Abstract

The declaration of the COVID pandemic in March 2020 was immediately followed by news media accounts of “panic buying.” However, this term is problematic because it implicitly assumes that people engage in indiscriminate consumer product purchases that are motivated solely by extreme fear. Contrary to the implicit assumptions of “panic buying,” this study's examination of consumer product purchases by 435 households found that respondents drew clear distinctions among four activities (observed shortages, own consumption changes, own stockpiling, and others’ stockpiling) related to six consumer product categories (fresh produce, fresh meat, nonperishable food, cleaning supplies, sanitary supplies, and nonprescription medications).
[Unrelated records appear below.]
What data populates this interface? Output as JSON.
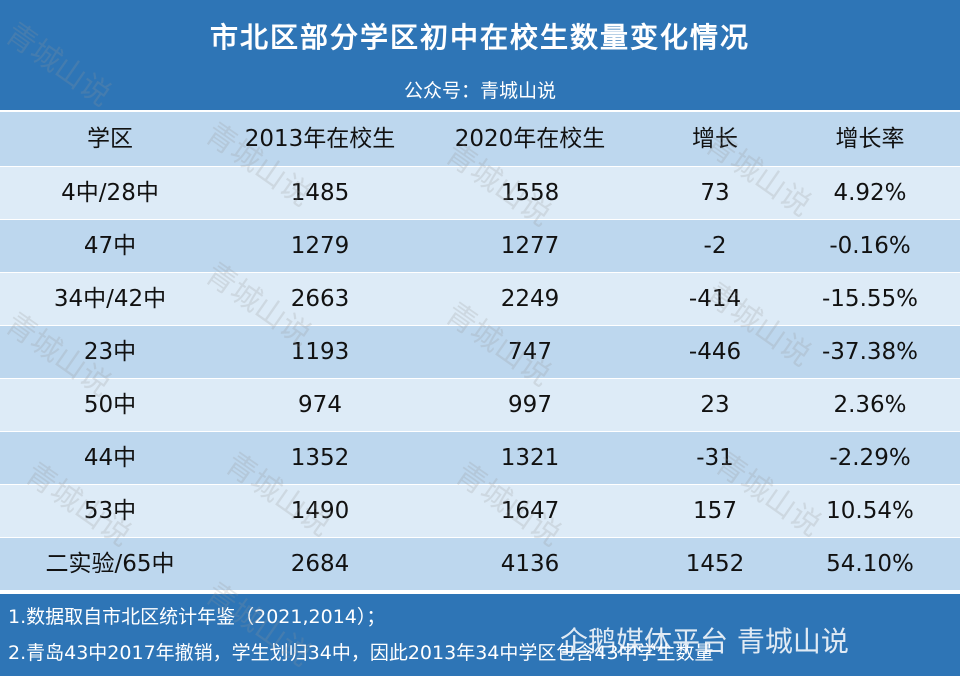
{
  "header": {
    "title": "市北区部分学区初中在校生数量变化情况",
    "subtitle": "公众号：青城山说"
  },
  "table": {
    "columns": [
      "学区",
      "2013年在校生",
      "2020年在校生",
      "增长",
      "增长率"
    ],
    "rows": [
      [
        "4中/28中",
        "1485",
        "1558",
        "73",
        "4.92%"
      ],
      [
        "47中",
        "1279",
        "1277",
        "-2",
        "-0.16%"
      ],
      [
        "34中/42中",
        "2663",
        "2249",
        "-414",
        "-15.55%"
      ],
      [
        "23中",
        "1193",
        "747",
        "-446",
        "-37.38%"
      ],
      [
        "50中",
        "974",
        "997",
        "23",
        "2.36%"
      ],
      [
        "44中",
        "1352",
        "1321",
        "-31",
        "-2.29%"
      ],
      [
        "53中",
        "1490",
        "1647",
        "157",
        "10.54%"
      ],
      [
        "二实验/65中",
        "2684",
        "4136",
        "1452",
        "54.10%"
      ]
    ]
  },
  "notes": [
    "1.数据取自市北区统计年鉴（2021,2014）；",
    "2.青岛43中2017年撤销，学生划归34中，因此2013年34中学区包含43中学生数量"
  ],
  "watermark": "青城山说",
  "overlay_watermark": "企鹅媒体平台 青城山说"
}
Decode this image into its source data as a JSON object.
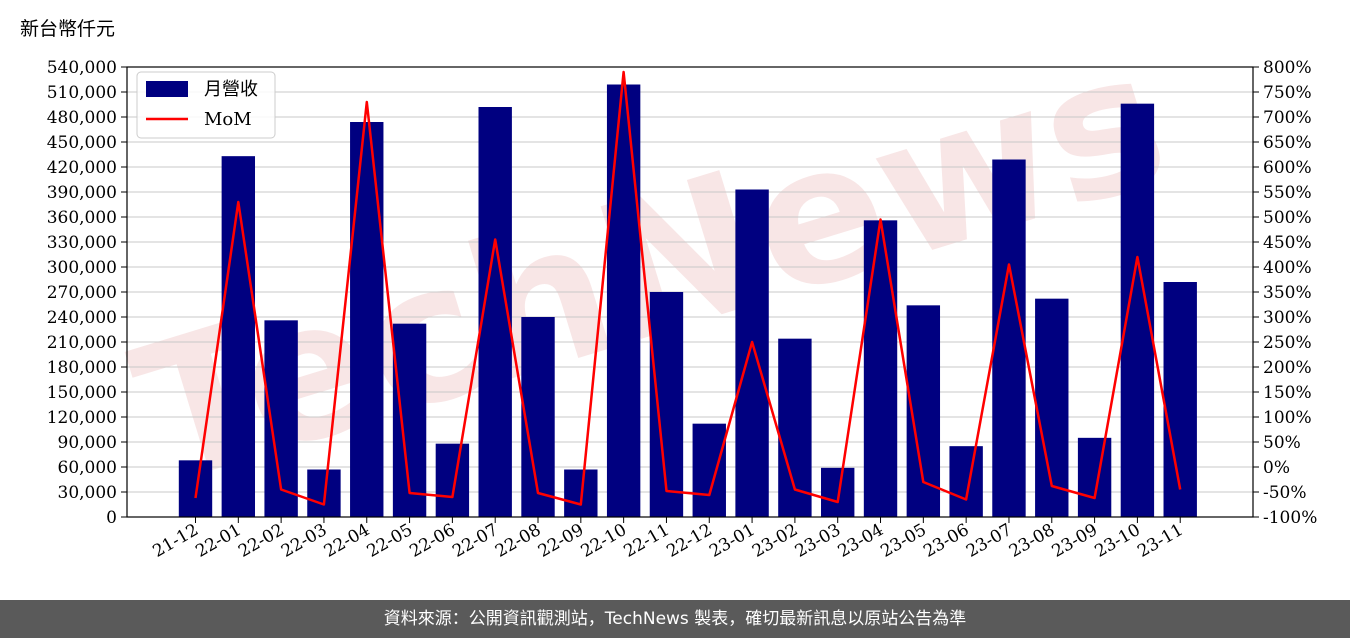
{
  "unit_label": "新台幣仟元",
  "footer_text": "資料來源：公開資訊觀測站，TechNews 製表，確切最新訊息以原站公告為準",
  "watermark_text": "TechNews",
  "colors": {
    "bar": "#000080",
    "line": "#ff0000",
    "grid": "#c8c8c8"
  },
  "chart_data": {
    "type": "bar",
    "title": "",
    "xlabel": "",
    "ylabel": "",
    "categories": [
      "21-12",
      "22-01",
      "22-02",
      "22-03",
      "22-04",
      "22-05",
      "22-06",
      "22-07",
      "22-08",
      "22-09",
      "22-10",
      "22-11",
      "22-12",
      "23-01",
      "23-02",
      "23-03",
      "23-04",
      "23-05",
      "23-06",
      "23-07",
      "23-08",
      "23-09",
      "23-10",
      "23-11"
    ],
    "series": [
      {
        "name": "月營收",
        "type": "bar",
        "axis": "left",
        "values": [
          68000,
          433000,
          236000,
          57000,
          474000,
          232000,
          88000,
          492000,
          240000,
          57000,
          519000,
          270000,
          112000,
          393000,
          214000,
          59000,
          356000,
          254000,
          85000,
          429000,
          262000,
          95000,
          496000,
          282000
        ]
      },
      {
        "name": "MoM",
        "type": "line",
        "axis": "right",
        "values": [
          -62,
          530,
          -45,
          -75,
          730,
          -52,
          -60,
          455,
          -52,
          -75,
          790,
          -48,
          -56,
          250,
          -45,
          -70,
          495,
          -30,
          -65,
          405,
          -38,
          -62,
          420,
          -45
        ]
      }
    ],
    "y_left": {
      "range": [
        0,
        540000
      ],
      "ticks": [
        "0",
        "30,000",
        "60,000",
        "90,000",
        "120,000",
        "150,000",
        "180,000",
        "210,000",
        "240,000",
        "270,000",
        "300,000",
        "330,000",
        "360,000",
        "390,000",
        "420,000",
        "450,000",
        "480,000",
        "510,000",
        "540,000"
      ]
    },
    "y_right": {
      "range": [
        -100,
        800
      ],
      "ticks": [
        "-100%",
        "-50%",
        "0%",
        "50%",
        "100%",
        "150%",
        "200%",
        "250%",
        "300%",
        "350%",
        "400%",
        "450%",
        "500%",
        "550%",
        "600%",
        "650%",
        "700%",
        "750%",
        "800%"
      ]
    },
    "grid": true,
    "legend": "top-left"
  }
}
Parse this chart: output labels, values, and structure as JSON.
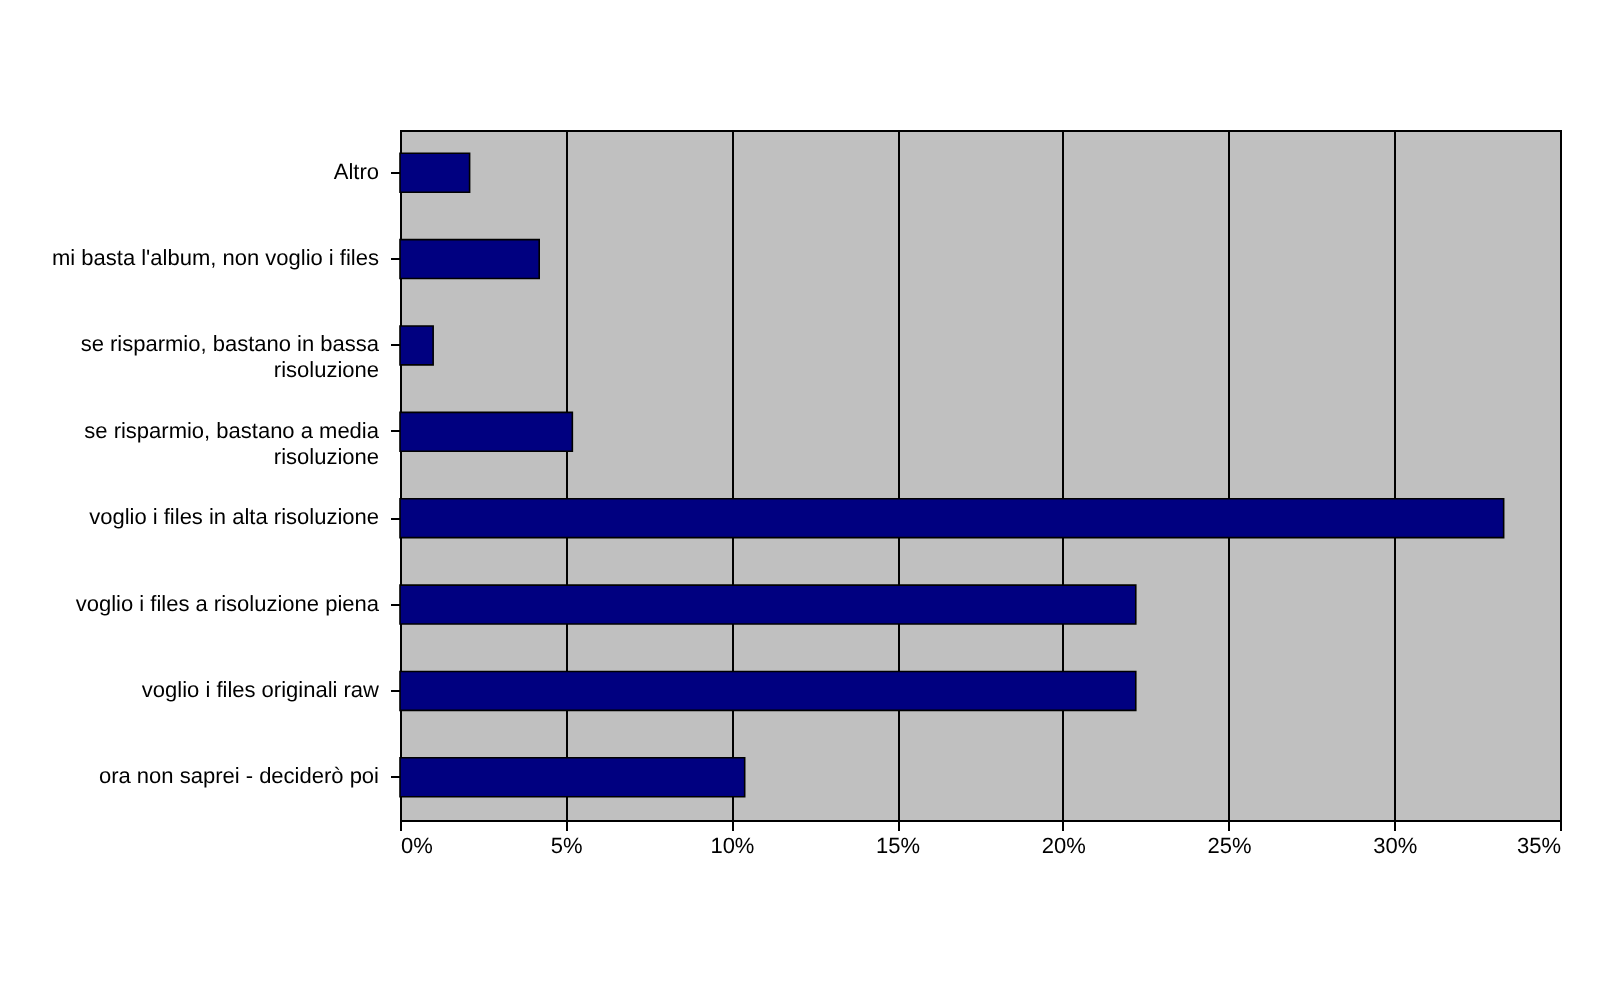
{
  "chart_data": {
    "type": "bar",
    "orientation": "horizontal",
    "categories": [
      "Altro",
      "mi basta l'album, non voglio i files",
      "se risparmio, bastano in bassa risoluzione",
      "se risparmio, bastano a media risoluzione",
      "voglio i files in alta risoluzione",
      "voglio i files a risoluzione piena",
      "voglio i files originali raw",
      "ora non saprei - deciderò poi"
    ],
    "values": [
      2.1,
      4.2,
      1.0,
      5.2,
      33.3,
      22.2,
      22.2,
      10.4
    ],
    "color": "#000080",
    "xlim": [
      0,
      35
    ],
    "xticks": [
      {
        "value": 0,
        "label": "0%"
      },
      {
        "value": 5,
        "label": "5%"
      },
      {
        "value": 10,
        "label": "10%"
      },
      {
        "value": 15,
        "label": "15%"
      },
      {
        "value": 20,
        "label": "20%"
      },
      {
        "value": 25,
        "label": "25%"
      },
      {
        "value": 30,
        "label": "30%"
      },
      {
        "value": 35,
        "label": "35%"
      }
    ],
    "grid": "x"
  }
}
The results show that own stockpiling has moderately positive correlations with own consumption changes and is as strongly related to optimism and anger as to fear. Own stockpiling also has positive correlations with perceptions of others’ stockpiling, reliance on informal information sources, and observed shortages. Unexpectedly, own stockpiling has positive correlations with positive disaster stereotypes rather than negative disaster stereotypes, and is unrelated to expected pandemic duration, authoritative information sources, demographic characteristics, and routine stockpiling. The results suggest that the term “panic buying” should be replaced by “crisis stockpiling,” which avoids unnecessary erroneous inferences about the motivation for that behavior.